Degree ... GNIIT is not a degree.


----------



## kumarmohit (Jul 28, 2007)

Naturally its gotta be a degree man, GNIIT is very costly anyway. You study hard get in a good college in BE/BTech.


----------



## praka123 (Jul 28, 2007)

what about so called(no offense) Amity university or apple university??do their degrees actually valid 
btwn i know many with degree but knows nothing but scrathc!ng  while many polytechnic/diploma or experienced are way better!


----------



## clmlbx (Jul 28, 2007)

GNIIT Is A Degree Course ( Source = Niit Centre )


----------



## rakeshishere (Jul 28, 2007)

Hell with GNIIT ..Get ur DEGREE first


----------



## RCuber (Jul 28, 2007)

clmlbx said:
			
		

> GNIIT Is A Degree Course ( Source = Niit Centre )



Degree will be given by registered universities.
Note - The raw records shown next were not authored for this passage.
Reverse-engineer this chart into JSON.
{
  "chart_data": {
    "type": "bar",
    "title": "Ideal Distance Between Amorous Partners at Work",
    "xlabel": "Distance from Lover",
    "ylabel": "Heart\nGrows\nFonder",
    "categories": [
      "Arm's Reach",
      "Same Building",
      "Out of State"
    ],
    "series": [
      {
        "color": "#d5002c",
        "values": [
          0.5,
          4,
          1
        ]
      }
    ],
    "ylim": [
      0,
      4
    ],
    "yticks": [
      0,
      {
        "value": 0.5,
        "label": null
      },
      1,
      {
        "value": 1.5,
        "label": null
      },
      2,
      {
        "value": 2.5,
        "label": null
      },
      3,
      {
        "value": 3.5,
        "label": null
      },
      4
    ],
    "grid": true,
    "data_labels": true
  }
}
Please correct me if I am wrong.  , I dont think NIIT is a registered university.


----------



## slugger (Jul 28, 2007)

clmlbx said:
			
		

> GNIIT Is A Degree Course ( Source = Niit Centre )



1 niitwalla told me durin my 10th holz dat most niitians r workin in cos like *Microsoft*


----------



## rakeshishere (Jul 29, 2007)

slugger said:
			
		

> 1 niitwalla told me durin my 10th holz dat most niitians r workin in cos like *Microsoft*



Yes.A true word from a typical NIIT salesman


----------